Emmanuel Macron a annoncé dimanche 16 octobre une série de mesure pour favoriser le développement de la voiture électrique en France.

voiture électrique
Crédit: iStock.

À la veille de l’ouverture du Salon de l’automobile, lundi 17 octobre, Emmanuel Macron a annoncé, dans un entretien accordé aux Échos, de nouvelles mesures concernant l’acquisition et l’usage de la voiture électrique. Le président de la République a notamment évoqué une hausse du bonus écologique pour certains ménages ou l’extension du bouclier tarifaire aux bornes électriques. Des déclarations qui interviennent en pleine crise énergétique aggravée par les grèves dans les raffineries, le tout sur fond d’interdiction des ventes de voitures neuves thermiques dès 2035.

Jusqu’à 7.000 euros de bonus pour l’achat d’une voiture électrique

Largement subventionné, le secteur a connu une importante croissance ces dernières années, a rappelé Emmanuel Macron aux Échos : « En 2017, l’électrique ne représentait que 1 % des ventes, aujourd’hui c’est 13 %, et nous atteindrons 30 % à la fin du quinquennat selon les projections. » Pour tenir cet objectif, le bonus écologique de 6.000 euros pour l’achat d’un véhicule propre passera à 7.000 euros « pour la moitié des ménages les plus modestes ». Un montant qui laisse toujours un reliquat important pour l’acheteur. Même les modèles d’entrée de gamme comme la Renault Zoé ou la Peugeot 208 affichent des prix supérieurs à 30.000 euros. Certains observateurs redoutent d’ailleurs déjà que ces montants soient alignés sur la hausse du bonus.

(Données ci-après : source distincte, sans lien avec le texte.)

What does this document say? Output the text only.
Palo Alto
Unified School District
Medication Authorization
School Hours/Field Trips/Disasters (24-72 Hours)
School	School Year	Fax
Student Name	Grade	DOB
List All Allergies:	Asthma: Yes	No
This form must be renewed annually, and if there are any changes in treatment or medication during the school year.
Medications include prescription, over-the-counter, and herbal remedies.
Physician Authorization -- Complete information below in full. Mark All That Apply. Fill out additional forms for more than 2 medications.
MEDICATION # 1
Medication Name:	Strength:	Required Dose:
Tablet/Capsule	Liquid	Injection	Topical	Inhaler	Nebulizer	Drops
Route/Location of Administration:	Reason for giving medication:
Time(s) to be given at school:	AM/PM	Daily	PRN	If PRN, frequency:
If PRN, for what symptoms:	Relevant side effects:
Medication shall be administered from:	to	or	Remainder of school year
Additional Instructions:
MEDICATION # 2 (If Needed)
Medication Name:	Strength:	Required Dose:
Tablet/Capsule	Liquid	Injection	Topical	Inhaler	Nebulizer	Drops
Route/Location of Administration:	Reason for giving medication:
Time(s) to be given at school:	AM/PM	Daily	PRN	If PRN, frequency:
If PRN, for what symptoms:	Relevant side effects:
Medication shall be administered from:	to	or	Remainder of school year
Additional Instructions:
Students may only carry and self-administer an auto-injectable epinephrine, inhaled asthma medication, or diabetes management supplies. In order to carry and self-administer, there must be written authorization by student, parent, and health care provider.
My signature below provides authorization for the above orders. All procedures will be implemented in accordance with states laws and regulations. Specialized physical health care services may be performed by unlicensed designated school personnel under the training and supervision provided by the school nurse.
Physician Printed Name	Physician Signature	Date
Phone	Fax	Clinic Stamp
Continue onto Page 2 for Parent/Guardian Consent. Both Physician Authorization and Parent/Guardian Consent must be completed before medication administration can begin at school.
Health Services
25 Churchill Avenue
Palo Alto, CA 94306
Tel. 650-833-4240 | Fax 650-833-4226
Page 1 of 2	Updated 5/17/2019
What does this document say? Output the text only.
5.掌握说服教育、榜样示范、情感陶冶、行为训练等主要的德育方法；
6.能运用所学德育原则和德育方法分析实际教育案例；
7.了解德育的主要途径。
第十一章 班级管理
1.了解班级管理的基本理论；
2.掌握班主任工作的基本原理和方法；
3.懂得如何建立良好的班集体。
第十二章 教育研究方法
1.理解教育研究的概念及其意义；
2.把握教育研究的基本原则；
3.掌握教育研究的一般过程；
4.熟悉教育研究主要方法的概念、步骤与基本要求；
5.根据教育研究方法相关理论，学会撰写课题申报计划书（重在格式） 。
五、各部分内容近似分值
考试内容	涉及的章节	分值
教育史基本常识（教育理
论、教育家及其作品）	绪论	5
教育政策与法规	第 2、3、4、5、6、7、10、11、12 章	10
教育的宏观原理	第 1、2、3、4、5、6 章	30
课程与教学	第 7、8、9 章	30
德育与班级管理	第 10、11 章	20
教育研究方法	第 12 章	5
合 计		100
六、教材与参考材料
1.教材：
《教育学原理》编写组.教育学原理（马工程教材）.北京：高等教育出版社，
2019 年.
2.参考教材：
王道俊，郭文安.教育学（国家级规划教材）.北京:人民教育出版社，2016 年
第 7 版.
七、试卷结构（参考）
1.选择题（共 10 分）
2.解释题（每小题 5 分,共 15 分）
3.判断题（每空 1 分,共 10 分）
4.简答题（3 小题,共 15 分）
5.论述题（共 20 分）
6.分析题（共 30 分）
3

Emmanuel Macron a également annoncé des efforts concernant le réseau de bornes de recharge, en promettant 100.000 à la fin du premier semestre 2023 et 400.000 en 2030. « À partir de janvier 2023, nous allons aussi étendre le bouclier tarifaire aux bornes électriques, pour éviter des péripéties comme certains de nos voisins. Aujourd’hui, les prix restent raisonnables, nous allons nous assurer qu’ils le resteront », a-t-il ajouté.

Le président de la République a également évoqué un accompagnement « massif » des constructeurs français alors que 80 % des véhicules électriques sont actuellement achetés à l’étranger. Un paradoxe en matière d’émissions de CO2. Il a défendu les projets de « gigafactory de batteries » pour atteindre l’autonomie en 2017 et le développement des mines de lithium françaises.